Question

prove that 3√3 is a irrational number​

Answer 1

$\large\bf\underline {To \: prove:-}$

• 3√3 is irrational.

$\huge\bf\underline{Solution:-}$

Let us assume that 3√3 is rational

then there co -primes p and q where,

q ≠ 0

such that,

$\mapsto \rm \: 3 \sqrt{3} = \frac{p}{q} \\ \\ \mapsto \rm \: \sqrt{3} = \frac{p}{q} \times \frac{1}{ 3} \\ \\ \mapsto \rm \: \sqrt{ 3} = \frac{p}{3q}$

Since p and q are intigers,

So, p/3q is rational

But we know that√3 is irrational.

So, this contradiction is arissen because of our assumption.

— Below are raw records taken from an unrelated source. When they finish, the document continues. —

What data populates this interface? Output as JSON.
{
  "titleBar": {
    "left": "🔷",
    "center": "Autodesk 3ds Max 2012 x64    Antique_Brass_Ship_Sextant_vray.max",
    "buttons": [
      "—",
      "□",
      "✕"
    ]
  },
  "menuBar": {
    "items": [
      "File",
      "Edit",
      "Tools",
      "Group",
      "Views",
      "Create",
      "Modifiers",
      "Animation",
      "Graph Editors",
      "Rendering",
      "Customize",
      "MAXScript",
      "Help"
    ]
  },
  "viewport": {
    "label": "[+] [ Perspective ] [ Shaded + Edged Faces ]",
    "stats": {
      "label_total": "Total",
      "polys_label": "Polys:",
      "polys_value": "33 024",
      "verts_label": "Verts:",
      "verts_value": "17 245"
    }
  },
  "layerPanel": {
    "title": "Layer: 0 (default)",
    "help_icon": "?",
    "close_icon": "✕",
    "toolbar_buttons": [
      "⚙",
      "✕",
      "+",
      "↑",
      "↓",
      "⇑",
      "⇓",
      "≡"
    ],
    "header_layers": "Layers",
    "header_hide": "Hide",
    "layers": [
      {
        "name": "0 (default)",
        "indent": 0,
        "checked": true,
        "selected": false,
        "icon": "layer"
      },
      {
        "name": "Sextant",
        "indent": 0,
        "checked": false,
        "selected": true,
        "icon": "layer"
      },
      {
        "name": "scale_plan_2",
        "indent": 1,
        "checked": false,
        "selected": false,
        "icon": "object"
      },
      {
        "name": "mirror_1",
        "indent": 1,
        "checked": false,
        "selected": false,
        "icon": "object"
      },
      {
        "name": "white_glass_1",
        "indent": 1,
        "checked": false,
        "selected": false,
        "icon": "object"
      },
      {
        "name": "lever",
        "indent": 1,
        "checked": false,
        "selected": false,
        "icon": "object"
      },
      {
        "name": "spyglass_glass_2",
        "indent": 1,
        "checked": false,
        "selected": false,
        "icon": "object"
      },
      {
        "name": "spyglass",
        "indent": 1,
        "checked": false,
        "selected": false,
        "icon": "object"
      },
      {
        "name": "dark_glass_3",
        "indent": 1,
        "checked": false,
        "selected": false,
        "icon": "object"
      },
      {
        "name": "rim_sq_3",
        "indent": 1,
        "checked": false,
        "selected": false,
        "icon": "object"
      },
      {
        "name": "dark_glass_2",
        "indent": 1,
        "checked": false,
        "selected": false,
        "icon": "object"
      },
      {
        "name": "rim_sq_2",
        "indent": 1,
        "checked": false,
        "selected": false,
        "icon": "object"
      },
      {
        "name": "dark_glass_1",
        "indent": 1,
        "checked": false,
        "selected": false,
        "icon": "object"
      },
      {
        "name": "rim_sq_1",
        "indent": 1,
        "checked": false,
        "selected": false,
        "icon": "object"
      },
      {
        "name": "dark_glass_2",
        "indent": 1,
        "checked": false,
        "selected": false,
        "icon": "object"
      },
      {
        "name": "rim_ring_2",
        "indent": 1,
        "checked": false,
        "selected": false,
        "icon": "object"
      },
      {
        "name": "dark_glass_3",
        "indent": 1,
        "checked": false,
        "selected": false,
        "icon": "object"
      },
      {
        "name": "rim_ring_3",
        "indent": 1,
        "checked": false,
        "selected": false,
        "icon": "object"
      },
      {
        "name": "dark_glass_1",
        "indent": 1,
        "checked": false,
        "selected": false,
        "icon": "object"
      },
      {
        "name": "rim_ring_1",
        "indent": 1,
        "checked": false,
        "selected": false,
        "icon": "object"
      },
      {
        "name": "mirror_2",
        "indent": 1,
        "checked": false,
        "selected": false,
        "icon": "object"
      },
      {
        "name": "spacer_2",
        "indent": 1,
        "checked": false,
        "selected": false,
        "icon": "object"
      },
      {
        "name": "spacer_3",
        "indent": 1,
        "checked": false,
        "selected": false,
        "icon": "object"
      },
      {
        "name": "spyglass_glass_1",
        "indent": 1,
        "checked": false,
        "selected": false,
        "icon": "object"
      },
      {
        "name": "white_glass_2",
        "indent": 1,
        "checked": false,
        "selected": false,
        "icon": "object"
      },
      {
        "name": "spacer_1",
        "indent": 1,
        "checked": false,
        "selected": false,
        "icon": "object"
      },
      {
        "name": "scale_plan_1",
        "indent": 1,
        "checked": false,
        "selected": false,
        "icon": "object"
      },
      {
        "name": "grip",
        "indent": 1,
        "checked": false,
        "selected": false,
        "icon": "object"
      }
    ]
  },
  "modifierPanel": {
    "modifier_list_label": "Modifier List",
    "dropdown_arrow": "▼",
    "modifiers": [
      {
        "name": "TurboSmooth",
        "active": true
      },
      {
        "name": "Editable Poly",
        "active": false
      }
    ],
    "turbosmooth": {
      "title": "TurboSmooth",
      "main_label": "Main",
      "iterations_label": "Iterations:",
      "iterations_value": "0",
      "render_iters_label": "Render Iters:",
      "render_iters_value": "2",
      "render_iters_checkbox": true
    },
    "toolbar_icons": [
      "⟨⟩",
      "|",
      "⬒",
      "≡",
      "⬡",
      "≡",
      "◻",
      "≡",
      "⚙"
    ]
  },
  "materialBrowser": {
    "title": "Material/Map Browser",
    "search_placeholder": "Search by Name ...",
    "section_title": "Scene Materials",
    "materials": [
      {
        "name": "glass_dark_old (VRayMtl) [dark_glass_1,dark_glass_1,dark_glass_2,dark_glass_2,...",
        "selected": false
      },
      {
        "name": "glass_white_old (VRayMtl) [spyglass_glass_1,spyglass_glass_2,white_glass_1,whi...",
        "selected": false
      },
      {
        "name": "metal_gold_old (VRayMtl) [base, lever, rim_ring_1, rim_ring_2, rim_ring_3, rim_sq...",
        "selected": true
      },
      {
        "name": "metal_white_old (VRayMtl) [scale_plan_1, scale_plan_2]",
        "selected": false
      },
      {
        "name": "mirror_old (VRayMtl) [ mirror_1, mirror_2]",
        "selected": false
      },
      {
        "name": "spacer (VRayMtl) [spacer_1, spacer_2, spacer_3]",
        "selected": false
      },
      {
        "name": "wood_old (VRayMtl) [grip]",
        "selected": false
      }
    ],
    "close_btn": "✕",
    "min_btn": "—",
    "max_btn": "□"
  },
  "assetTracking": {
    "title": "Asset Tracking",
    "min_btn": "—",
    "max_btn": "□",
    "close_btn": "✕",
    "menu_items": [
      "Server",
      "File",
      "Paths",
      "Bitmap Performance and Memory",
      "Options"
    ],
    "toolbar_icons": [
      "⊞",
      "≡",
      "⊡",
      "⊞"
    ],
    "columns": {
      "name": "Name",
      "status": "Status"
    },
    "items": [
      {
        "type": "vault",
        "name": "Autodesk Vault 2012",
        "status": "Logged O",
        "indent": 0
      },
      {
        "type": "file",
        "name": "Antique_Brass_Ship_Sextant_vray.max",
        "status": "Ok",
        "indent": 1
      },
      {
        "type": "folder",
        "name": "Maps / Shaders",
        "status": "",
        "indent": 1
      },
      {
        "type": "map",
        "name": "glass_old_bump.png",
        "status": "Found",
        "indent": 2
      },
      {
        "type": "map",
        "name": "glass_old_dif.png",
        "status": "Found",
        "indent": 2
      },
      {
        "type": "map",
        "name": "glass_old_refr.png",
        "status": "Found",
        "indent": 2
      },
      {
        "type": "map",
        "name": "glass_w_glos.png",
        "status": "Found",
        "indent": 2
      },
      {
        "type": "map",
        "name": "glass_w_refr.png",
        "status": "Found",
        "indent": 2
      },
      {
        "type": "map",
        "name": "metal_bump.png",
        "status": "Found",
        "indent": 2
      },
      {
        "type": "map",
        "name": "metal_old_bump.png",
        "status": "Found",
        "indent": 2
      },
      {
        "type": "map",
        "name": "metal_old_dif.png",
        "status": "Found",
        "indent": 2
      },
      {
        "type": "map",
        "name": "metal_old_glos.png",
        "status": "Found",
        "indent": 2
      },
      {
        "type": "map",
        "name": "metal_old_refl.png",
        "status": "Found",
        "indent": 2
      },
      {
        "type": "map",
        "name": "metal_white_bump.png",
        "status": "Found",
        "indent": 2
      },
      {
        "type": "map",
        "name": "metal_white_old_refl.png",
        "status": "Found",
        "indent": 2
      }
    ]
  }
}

therefore, 3√3 is irrational.

Hence Proved.

Answer 2

Answer:

Answer:

Let us assume that 3√3 is a rational number.

Hence, it can be written in p/q form, where p and q are integers and q is not equal to 0.

So, 3√3 = p/q

⇒ √3 = p/3q

Now, we can see that LHS is totally irrational number whereas the RHS is rational.

So, our assumption was wrong.

Hence, 3√3 is a irrational number.

Number system:

Numbers from 1, 2, 3.... are called natural numbers.

Adding 0 to natural numbers, we call it whole numbers.

Now, adding negative numbers to whole numbers, we call it integers.

Then, the numbers which can be written in the form of p/q, where p and q are integers, and q isn't equal to 0, is said to be a rational number.

And, irrational numbers are numbers which can not be written in the form of p/q, where p and q are integers, and q isn't equal to 0.

All the rational numbers, irrational numbers, also whole numbers, natural numbers and integers are real numbers.

Now, we have unreal numbers too, that is imaginary numbers which includes root of negative numbers.

Also, real numbers and imaginary numbers are subsets of a type of numbers called complex numbers which are numbers written in the form of a + ib. They have real part as well as imaginary part.